One can't really have it both ways—everything can't be about race when you want it to be, but not when it makes you uncomfortable. The truth is that many of our nation's challenges are precisely about people wanting distance from "the other." That curse hurts us all—like having to pay for a new zoo or to make up for disinvestment around it—is precisely why we keep facing these poorly manufactured disinvestment crises.
The history put simply: Whites flee and disinvest; others follow; they flee again. It's dizzyingly shortsighted.
The previously trendy Metrocenter sits lonely in an area whites fled. Other whites wanted to stay but couldn't because their property values tanked as the neighborhood "tipped" too much. As areas decay, better-off black people follow the flight pattern, taking more wealth away from abandoned areas. Once the train leaves the station, it's hard to stop.
Developments at the Jackson Zoo
A collection of stories about the Jackson Zoo and the west Jackson neighborhood around it.
Then the cycle repeats. As I've been driving around the city recently checking distribution routes, I've seen areas more downtrodden than 15 years ago when I set up those routes, and not just in west Jackson. South Jackson has shifted in front of our eyes from one of the more diverse middle-class areas in the city when we started to a region battling economic decay and increasing crime. I drove around recently with the indefatigable Ronnie Crudup Jr. looking at properties his nonprofit is working to restore. I was astonished to hear how little gorgeous homes there are worth now.
Why? Because the area is too black.
All over the U.S., white people are quick to pack up and move, and live like nomads to barely stay in front of demographic shifts. Then, as Scott points out, they demand that everything good they left behind (schools, churches, a zoo) pick up and follow them. Then, and only then, will they re-invest. Their children deserve it, but kids left behind are somebody else's problem.

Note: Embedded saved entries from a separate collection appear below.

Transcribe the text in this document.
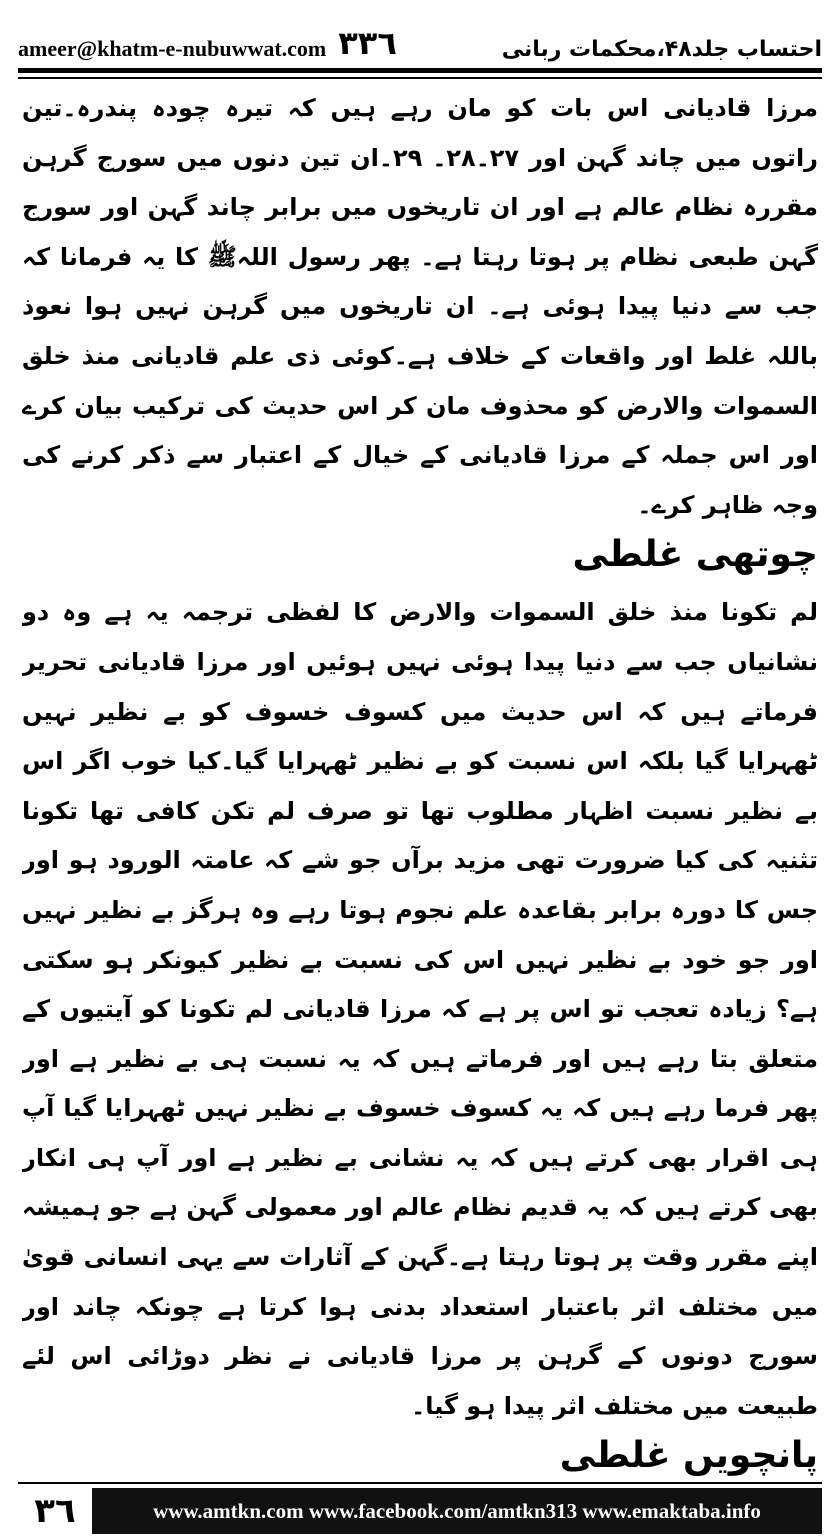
ameer@khatm-e-nubuwwat.com ٣٣٦	احتساب جلد۴۸،محکمات ربانی

مرزا قادیانی اس بات کو مان رہے ہیں کہ تیرہ چودہ پندرہ۔تین راتوں میں چاند گہن اور ۲۷۔۲۸۔ ۲۹۔ان تین دنوں میں سورج گرہن مقررہ نظام عالم ہے اور ان تاریخوں میں برابر چاند گہن اور سورج گہن طبعی نظام پر ہوتا رہتا ہے۔ پھر رسول اللہﷺ کا یہ فرمانا کہ جب سے دنیا پیدا ہوئی ہے۔ ان تاریخوں میں گرہن نہیں ہوا نعوذ باللہ غلط اور واقعات کے خلاف ہے۔کوئی ذی علم قادیانی منذ خلق السموات والارض کو محذوف مان کر اس حدیث کی ترکیب بیان کرے اور اس جملہ کے مرزا قادیانی کے خیال کے اعتبار سے ذکر کرنے کی وجہ ظاہر کرے۔

چوتھی غلطی

لم تکونا منذ خلق السموات والارض کا لفظی ترجمہ یہ ہے وہ دو نشانیاں جب سے دنیا پیدا ہوئی نہیں ہوئیں اور مرزا قادیانی تحریر فرماتے ہیں کہ اس حدیث میں کسوف خسوف کو بے نظیر نہیں ٹھہرایا گیا بلکہ اس نسبت کو بے نظیر ٹھہرایا گیا۔کیا خوب اگر اس بے نظیر نسبت اظہار مطلوب تھا تو صرف لم تکن کافی تھا تکونا تثنیہ کی کیا ضرورت تھی مزید برآں جو شے کہ عامتہ الورود ہو اور جس کا دورہ برابر بقاعدہ علم نجوم ہوتا رہے وہ ہرگز بے نظیر نہیں اور جو خود بے نظیر نہیں اس کی نسبت بے نظیر کیونکر ہو سکتی ہے؟ زیادہ تعجب تو اس پر ہے کہ مرزا قادیانی لم تکونا کو آیتیوں کے متعلق بتا رہے ہیں اور فرماتے ہیں کہ یہ نسبت ہی بے نظیر ہے اور پھر فرما رہے ہیں کہ یہ کسوف خسوف بے نظیر نہیں ٹھہرایا گیا آپ ہی اقرار بھی کرتے ہیں کہ یہ نشانی بے نظیر ہے اور آپ ہی انکار بھی کرتے ہیں کہ یہ قدیم نظام عالم اور معمولی گہن ہے جو ہمیشہ اپنے مقرر وقت پر ہوتا رہتا ہے۔گہن کے آثارات سے یہی انسانی قویٰ میں مختلف اثر باعتبار استعداد بدنی ہوا کرتا ہے چونکہ چاند اور سورج دونوں کے گرہن پر مرزا قادیانی نے نظر دوڑائی اس لئے طبیعت میں مختلف اثر پیدا ہو گیا۔

پانچویں غلطی

٣٦	www.amtkn.com www.facebook.com/amtkn313 www.emaktaba.info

This selfish habit is hard-wired in America, and perpetuates cycles of poverty, violence and lack of opportunity. It's rooted in historic turf battles, usually racial or ethnic. Most of the street gangs in Mississippi now started in Chicago 50 or so years ago. Why? Because tough white neighborhood "greaser" gangs banded together to fight the encroachment of Puerto Ricans and African Americans into their neighborhoods. While they fought over turf, many white families kept moving further on out.
So it is with our zoo. White people fled. The area decayed. Nearby schools struggle with too little funding, while the new ones near the resettled tax base thrive. White people like Scott shrug and say "perception is reality." Sadly true—but how in hell are we all OK with that?

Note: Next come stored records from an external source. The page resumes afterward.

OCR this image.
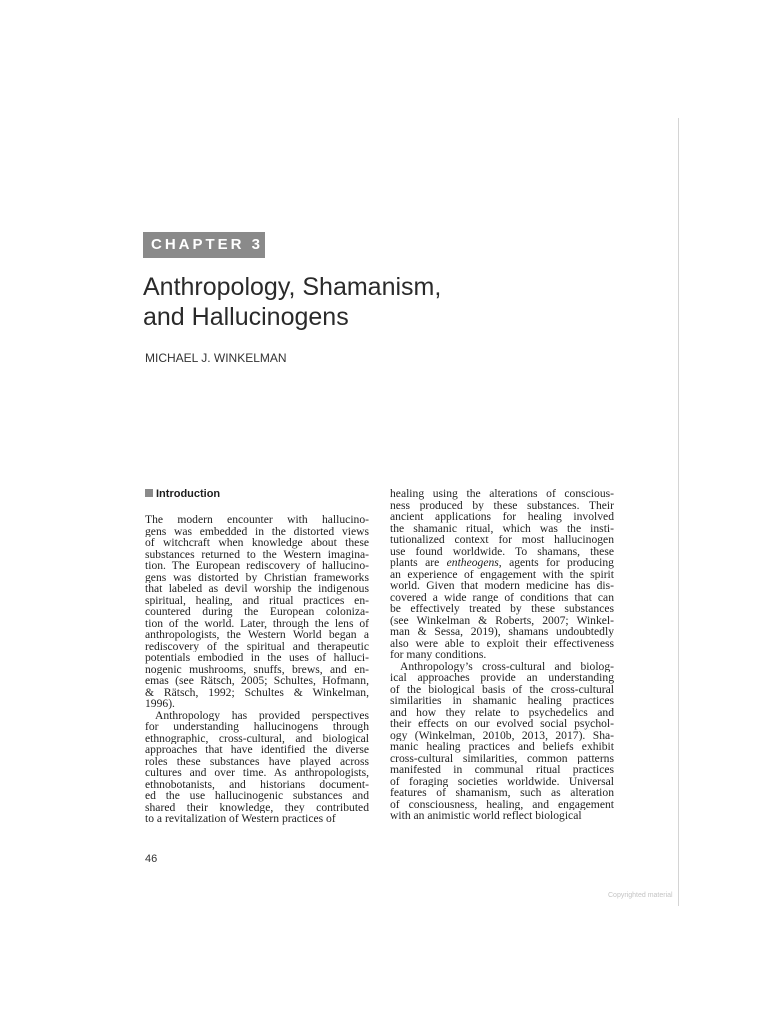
CHAPTER 3
Anthropology, Shamanism,
and Hallucinogens
MICHAEL J. WINKELMAN
Introduction
The modern encounter with hallucino-
gens was embedded in the distorted views
of witchcraft when knowledge about these
substances returned to the Western imagina-
tion. The European rediscovery of hallucino-
gens was distorted by Christian frameworks
that labeled as devil worship the indigenous
spiritual, healing, and ritual practices en-
countered during the European coloniza-
tion of the world. Later, through the lens of
anthropologists, the Western World began a
rediscovery of the spiritual and therapeutic
potentials embodied in the uses of halluci-
nogenic mushrooms, snuffs, brews, and en-
emas (see Rätsch, 2005; Schultes, Hofmann,
& Rätsch, 1992; Schultes & Winkelman,
1996).
Anthropology has provided perspectives
for understanding hallucinogens through
ethnographic, cross-cultural, and biological
approaches that have identified the diverse
roles these substances have played across
cultures and over time. As anthropologists,
ethnobotanists, and historians document-
ed the use hallucinogenic substances and
shared their knowledge, they contributed
to a revitalization of Western practices of
healing using the alterations of conscious-
ness produced by these substances. Their
ancient applications for healing involved
the shamanic ritual, which was the insti-
tutionalized context for most hallucinogen
use found worldwide. To shamans, these
plants are entheogens, agents for producing
an experience of engagement with the spirit
world. Given that modern medicine has dis-
covered a wide range of conditions that can
be effectively treated by these substances
(see Winkelman & Roberts, 2007; Winkel-
man & Sessa, 2019), shamans undoubtedly
also were able to exploit their effectiveness
for many conditions.
Anthropology’s cross-cultural and biolog-
ical approaches provide an understanding
of the biological basis of the cross-cultural
similarities in shamanic healing practices
and how they relate to psychedelics and
their effects on our evolved social psychol-
ogy (Winkelman, 2010b, 2013, 2017). Sha-
manic healing practices and beliefs exhibit
cross-cultural similarities, common patterns
manifested in communal ritual practices
of foraging societies worldwide. Universal
features of shamanism, such as alteration
of consciousness, healing, and engagement
with an animistic world reflect biological
46
Copyrighted material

Excuse me while I keep believing that Mississippians now can be different than our grandparents. We can keep loving them while realizing bigotries and fear have caused their children to grow up far from their own family cemeteries deep in the city. Maybe their progeny are even afraid now to visit their graves due to the roots they helped rip up.

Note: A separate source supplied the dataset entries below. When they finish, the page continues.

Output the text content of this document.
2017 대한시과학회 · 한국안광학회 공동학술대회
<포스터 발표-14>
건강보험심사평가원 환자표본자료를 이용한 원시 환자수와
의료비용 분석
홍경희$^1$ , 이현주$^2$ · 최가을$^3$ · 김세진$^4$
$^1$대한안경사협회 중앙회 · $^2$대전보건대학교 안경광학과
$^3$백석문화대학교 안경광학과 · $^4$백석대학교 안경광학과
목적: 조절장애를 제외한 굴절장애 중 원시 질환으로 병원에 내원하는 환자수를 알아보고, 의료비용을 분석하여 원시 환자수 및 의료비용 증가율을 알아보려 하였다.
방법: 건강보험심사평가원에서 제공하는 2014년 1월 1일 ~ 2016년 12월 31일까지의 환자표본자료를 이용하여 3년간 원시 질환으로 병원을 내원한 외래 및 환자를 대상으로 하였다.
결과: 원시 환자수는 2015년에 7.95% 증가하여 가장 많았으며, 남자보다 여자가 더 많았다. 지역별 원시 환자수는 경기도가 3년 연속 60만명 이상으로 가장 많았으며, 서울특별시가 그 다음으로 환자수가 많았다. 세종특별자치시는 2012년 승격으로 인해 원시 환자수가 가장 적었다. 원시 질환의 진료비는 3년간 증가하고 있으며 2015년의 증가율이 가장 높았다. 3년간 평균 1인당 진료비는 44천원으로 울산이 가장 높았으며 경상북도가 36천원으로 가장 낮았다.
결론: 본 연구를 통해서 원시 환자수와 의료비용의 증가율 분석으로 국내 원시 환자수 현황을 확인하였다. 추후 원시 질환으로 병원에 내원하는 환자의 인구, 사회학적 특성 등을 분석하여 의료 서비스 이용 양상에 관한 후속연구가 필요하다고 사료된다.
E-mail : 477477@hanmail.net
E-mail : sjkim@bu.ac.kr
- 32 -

Another commenter said she finds the condition around the zoo now "disrespectful." She wrote: "I remember how beautiful the immediate Zoo surroundings were back in day as a child. Let the Zoo move and then make good use of the land. Open a community center there and maybe a large Central Park."
Disrespectful to whom more than the residents? And who pays for that park if the City has to support a zoo-on-wheels that keeps following transients wherever they decide is white enough to drop an anchor? Will donors and business owners who insist on the zoo moving then reinvest back in west Jackson, or in the newest plowed-up cow pasture?
Folks, I believe this cycle can be interrupted, and our state and nation be healed in the process, but it is going to take every person owning responsibility for the bad and the ugly that created this mess of division, and its solutions. My challenge is to put down welcoming roots, get to know "the other" better than you do now, mentor children and invest in our damn existing neighborhoods.
To borrow a wise suggestion, let us consider how we may spur one another on toward love and good deeds. We cannot give up meeting or living together, even if that's a horrendous habit we inherited. Start by investing your time and resources into the area and the people around the Jackson Zoo. And go see Debbie the Spider Monkey. Let's choose not to be what outsiders expect: If Mississippi can do this, so can the nation.